As All the Beauty and the Bloodshed makes clear, Nan Goldin herself has not had an easy life.  Determined to not end up the same way as her sister (and also her parents -- who do not come off well in the film), she left home in her early teens, took drugs (and became addicted to Opioids), entered relationships that were not only unconventional but, in one case, put her life in danger.  
 
As this documentary also shows though, Nan Goldin's a fighter and survivor.  In addition, she had the good fortune to be introduced to photography early in life and gained fame as a photographer who produced uncommon, striking visuals: some of which can be seen in All the Beauty and the Bloodshed, and some of her video art too.
 
I have to be honest and say that Nan Goldin's art is not particularly appealing to me, and what I admire more is her activism.
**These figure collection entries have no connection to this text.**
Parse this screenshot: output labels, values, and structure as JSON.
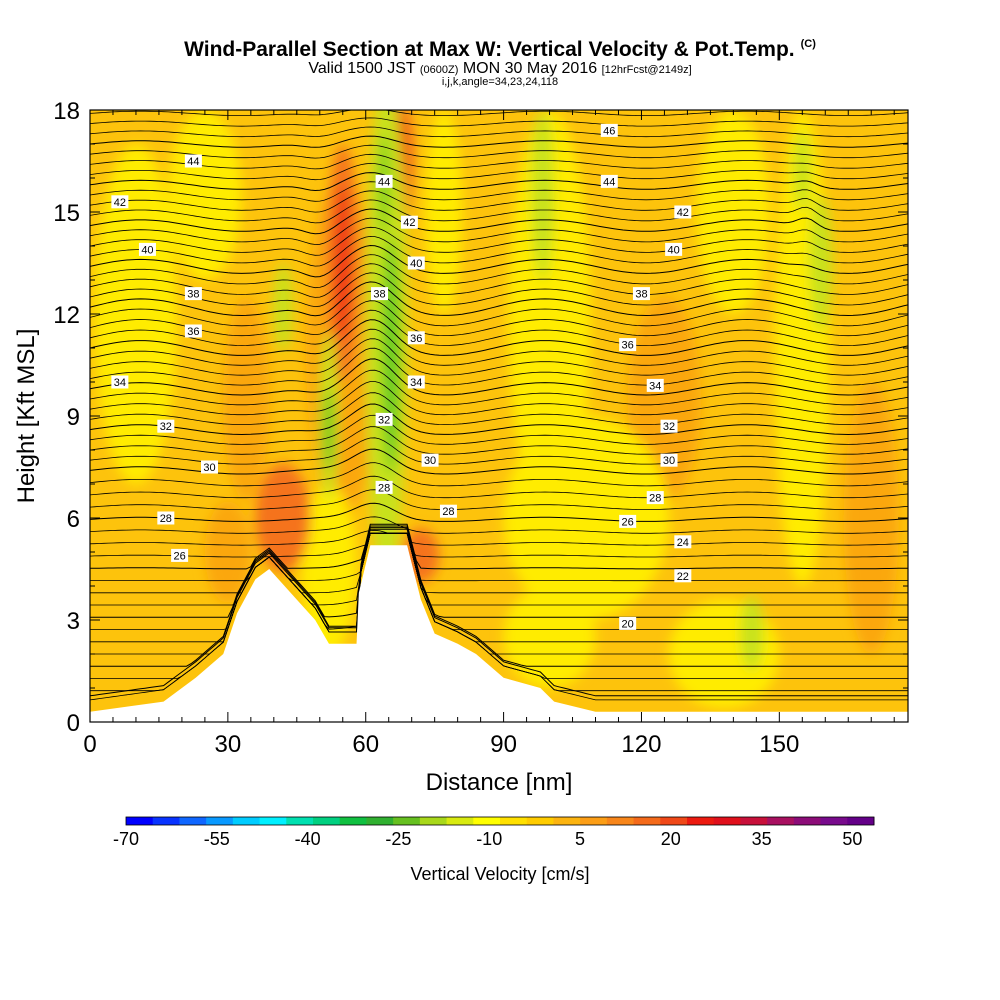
{
  "title": {
    "main": "Wind-Parallel Section at Max W: Vertical Velocity & Pot.Temp.",
    "copyright": "(C)",
    "valid_prefix": "Valid 1500 JST",
    "valid_z": "(0600Z)",
    "valid_date": "MON 30 May 2016",
    "valid_fcst": "[12hrFcst@2149z]",
    "params": "i,j,k,angle=34,23,24,118"
  },
  "colors": {
    "background_fill": "#fdc30c",
    "yellow": "#ffec00",
    "pale_yellow": "#fbf31e",
    "orange": "#fba70c",
    "deep_orange": "#f5731e",
    "red": "#ef3817",
    "yellow_green": "#c8e21a",
    "green": "#66cc22",
    "terrain": "#ffffff"
  },
  "chart_data": {
    "type": "heatmap",
    "xlabel": "Distance [nm]",
    "ylabel": "Height [Kft MSL]",
    "xlim": [
      0,
      178
    ],
    "ylim": [
      0,
      18
    ],
    "x_ticks": [
      0,
      30,
      60,
      90,
      120,
      150
    ],
    "y_ticks": [
      0,
      3,
      6,
      9,
      12,
      15,
      18
    ],
    "colorbar": {
      "label": "Vertical Velocity [cm/s]",
      "tick_labels": [
        "-70",
        "-55",
        "-40",
        "-25",
        "-10",
        "5",
        "20",
        "35",
        "50"
      ],
      "colors": [
        "#0000ff",
        "#0833ff",
        "#0f66ff",
        "#0899ff",
        "#00ccff",
        "#00f0ff",
        "#00e0b0",
        "#00d080",
        "#10c040",
        "#30b030",
        "#66c020",
        "#a8d81a",
        "#d8ea10",
        "#ffff00",
        "#ffe000",
        "#ffcc00",
        "#fcb410",
        "#fc9e16",
        "#f8861a",
        "#f46a1a",
        "#f04818",
        "#ec1a10",
        "#e0101c",
        "#c8103a",
        "#a81060",
        "#8c0c78",
        "#780a8c",
        "#640088"
      ]
    },
    "isentropes": {
      "levels": [
        20,
        22,
        24,
        26,
        28,
        30,
        32,
        34,
        36,
        38,
        40,
        42,
        44,
        46
      ],
      "line_color": "#000000",
      "labels": [
        {
          "text": "46",
          "x": 113,
          "y": 17.4
        },
        {
          "text": "44",
          "x": 22.5,
          "y": 16.5
        },
        {
          "text": "44",
          "x": 64,
          "y": 15.9
        },
        {
          "text": "44",
          "x": 113,
          "y": 15.9
        },
        {
          "text": "42",
          "x": 6.5,
          "y": 15.3
        },
        {
          "text": "42",
          "x": 69.5,
          "y": 14.7
        },
        {
          "text": "42",
          "x": 129,
          "y": 15.0
        },
        {
          "text": "40",
          "x": 12.5,
          "y": 13.9
        },
        {
          "text": "40",
          "x": 71,
          "y": 13.5
        },
        {
          "text": "40",
          "x": 127,
          "y": 13.9
        },
        {
          "text": "38",
          "x": 22.5,
          "y": 12.6
        },
        {
          "text": "38",
          "x": 63,
          "y": 12.6
        },
        {
          "text": "38",
          "x": 120,
          "y": 12.6
        },
        {
          "text": "36",
          "x": 22.5,
          "y": 11.5
        },
        {
          "text": "36",
          "x": 71,
          "y": 11.3
        },
        {
          "text": "36",
          "x": 117,
          "y": 11.1
        },
        {
          "text": "34",
          "x": 6.5,
          "y": 10.0
        },
        {
          "text": "34",
          "x": 71,
          "y": 10.0
        },
        {
          "text": "34",
          "x": 123,
          "y": 9.9
        },
        {
          "text": "32",
          "x": 16.5,
          "y": 8.7
        },
        {
          "text": "32",
          "x": 64,
          "y": 8.9
        },
        {
          "text": "32",
          "x": 126,
          "y": 8.7
        },
        {
          "text": "30",
          "x": 26,
          "y": 7.5
        },
        {
          "text": "30",
          "x": 74,
          "y": 7.7
        },
        {
          "text": "30",
          "x": 126,
          "y": 7.7
        },
        {
          "text": "28",
          "x": 64,
          "y": 6.9
        },
        {
          "text": "28",
          "x": 16.5,
          "y": 6.0
        },
        {
          "text": "28",
          "x": 78,
          "y": 6.2
        },
        {
          "text": "28",
          "x": 123,
          "y": 6.6
        },
        {
          "text": "26",
          "x": 117,
          "y": 5.9
        },
        {
          "text": "26",
          "x": 19.5,
          "y": 4.9
        },
        {
          "text": "24",
          "x": 129,
          "y": 5.3
        },
        {
          "text": "22",
          "x": 129,
          "y": 4.3
        },
        {
          "text": "20",
          "x": 117,
          "y": 2.9
        }
      ]
    },
    "terrain_height": [
      {
        "x": 0,
        "h": 0.3
      },
      {
        "x": 16,
        "h": 0.6
      },
      {
        "x": 23,
        "h": 1.3
      },
      {
        "x": 29,
        "h": 2.0
      },
      {
        "x": 32,
        "h": 3.2
      },
      {
        "x": 36,
        "h": 4.2
      },
      {
        "x": 39,
        "h": 4.5
      },
      {
        "x": 45,
        "h": 3.6
      },
      {
        "x": 49,
        "h": 3.0
      },
      {
        "x": 52,
        "h": 2.3
      },
      {
        "x": 58,
        "h": 2.3
      },
      {
        "x": 58.5,
        "h": 3.8
      },
      {
        "x": 61,
        "h": 5.2
      },
      {
        "x": 69,
        "h": 5.2
      },
      {
        "x": 72,
        "h": 3.6
      },
      {
        "x": 75,
        "h": 2.6
      },
      {
        "x": 80,
        "h": 2.3
      },
      {
        "x": 84,
        "h": 2.0
      },
      {
        "x": 90,
        "h": 1.3
      },
      {
        "x": 98,
        "h": 1.0
      },
      {
        "x": 101,
        "h": 0.6
      },
      {
        "x": 110,
        "h": 0.3
      },
      {
        "x": 113,
        "h": 0.3
      },
      {
        "x": 178,
        "h": 0.3
      }
    ],
    "shading_features": [
      {
        "level": "orange",
        "cx": 55,
        "cy": 11,
        "rx": 8,
        "ry": 5
      },
      {
        "level": "orange",
        "cx": 34,
        "cy": 9.5,
        "rx": 5,
        "ry": 3
      },
      {
        "level": "orange",
        "cx": 125,
        "cy": 9.5,
        "rx": 8,
        "ry": 3
      },
      {
        "level": "orange",
        "cx": 170,
        "cy": 6,
        "rx": 6,
        "ry": 4
      },
      {
        "level": "orange",
        "cx": 30,
        "cy": 5,
        "rx": 5,
        "ry": 1.5
      },
      {
        "level": "yellow",
        "cx": 100,
        "cy": 12,
        "rx": 9,
        "ry": 6
      },
      {
        "level": "yellow",
        "cx": 108,
        "cy": 6,
        "rx": 18,
        "ry": 3
      },
      {
        "level": "yellow",
        "cx": 155,
        "cy": 11,
        "rx": 6,
        "ry": 7
      },
      {
        "level": "yellow",
        "cx": 138,
        "cy": 2,
        "rx": 12,
        "ry": 1.6
      },
      {
        "level": "yellow",
        "cx": 100,
        "cy": 2.5,
        "rx": 10,
        "ry": 1.5
      },
      {
        "level": "yellow",
        "cx": 10,
        "cy": 12,
        "rx": 9,
        "ry": 5
      },
      {
        "level": "yellow",
        "cx": 52,
        "cy": 4.5,
        "rx": 6,
        "ry": 2.5
      },
      {
        "level": "yellow",
        "cx": 140,
        "cy": 15,
        "rx": 8,
        "ry": 3
      },
      {
        "level": "yellow",
        "cx": 77,
        "cy": 15,
        "rx": 4,
        "ry": 3
      },
      {
        "level": "yellow",
        "cx": 25,
        "cy": 15.5,
        "rx": 8,
        "ry": 2.5
      },
      {
        "level": "deep_orange",
        "cx": 55,
        "cy": 13.5,
        "rx": 3.5,
        "ry": 3.5
      },
      {
        "level": "deep_orange",
        "cx": 42,
        "cy": 6,
        "rx": 6,
        "ry": 1.6
      },
      {
        "level": "deep_orange",
        "cx": 72,
        "cy": 4.9,
        "rx": 4,
        "ry": 0.8
      },
      {
        "level": "deep_orange",
        "cx": 68,
        "cy": 16.5,
        "rx": 2.5,
        "ry": 1.8
      },
      {
        "level": "red",
        "cx": 55,
        "cy": 13.5,
        "rx": 1.8,
        "ry": 2.3
      },
      {
        "level": "red",
        "cx": 68,
        "cy": 16.8,
        "rx": 1.2,
        "ry": 1.0
      },
      {
        "level": "yellow_green",
        "cx": 64.5,
        "cy": 11.5,
        "rx": 4.5,
        "ry": 7.5
      },
      {
        "level": "yellow_green",
        "cx": 98.5,
        "cy": 15.5,
        "rx": 2.5,
        "ry": 2.5
      },
      {
        "level": "yellow_green",
        "cx": 159,
        "cy": 13.5,
        "rx": 2.5,
        "ry": 2.0
      },
      {
        "level": "yellow_green",
        "cx": 155,
        "cy": 16.2,
        "rx": 1.8,
        "ry": 1.2
      },
      {
        "level": "yellow_green",
        "cx": 42,
        "cy": 12.2,
        "rx": 2.0,
        "ry": 1.3
      },
      {
        "level": "yellow_green",
        "cx": 52,
        "cy": 9,
        "rx": 2.0,
        "ry": 2.5
      },
      {
        "level": "yellow_green",
        "cx": 144,
        "cy": 2.6,
        "rx": 2.5,
        "ry": 1.1
      },
      {
        "level": "green",
        "cx": 65.5,
        "cy": 10.8,
        "rx": 2.0,
        "ry": 3.5
      },
      {
        "level": "green",
        "cx": 64,
        "cy": 15.8,
        "rx": 1.0,
        "ry": 1.5
      },
      {
        "level": "green",
        "cx": 52,
        "cy": 8.6,
        "rx": 1.2,
        "ry": 1.2
      }
    ]
  }
}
After overcoming her addiction to Oxycontinin and surviving a near fatal fentanyl overdose, she founded the advocacy group P.A.I.N. (Prescription Addiction Intervention Now) in 2017.  She also set her sights on the company (Purdue Pharma) that mde Oxycontinin and the family behind that company (the Sacklers) and sought to make them pay for their pushing Oxycontinin on millions of people.
 
As it so happens, the Sacklers are known for their arts patronage.  And as a famous artist as well as an activist, Nan Goldin found herself in a position to shame art museums and galleries into cutting ties with the Sacklers by not accepting further funding from them and also removing their names from spaces within prestigious institutions like the New York Metropolitan Museum of Art, the Victoria and Albert Museum, and the Louvre.  
 
In the course of her activism, Nan Goldin commendably put(s) a lot on the line. All the Beauty and the Bloodshed also shows that a lot goes into her art too and there's much to admire to that.  Still, Laura Poitras' work could never be accused of glossing over its subject's less attractive aspects.  But it's in Nan Goldin's willingness to reveal so much of herself, warts and all, that this documentary derives so much strength and, yes, beauty too.       
 
My rating for this film: 8.0 

2 comments:

peppylady (Dora) said...

We have an opioid problem in our area.

Coffee is on, and stay safe.

YTSL said...

Hi peppylady --

I'm sorry to hear that. FWIW, the only people I've heard about opioid (inc. fentanyl) problems from are Americans.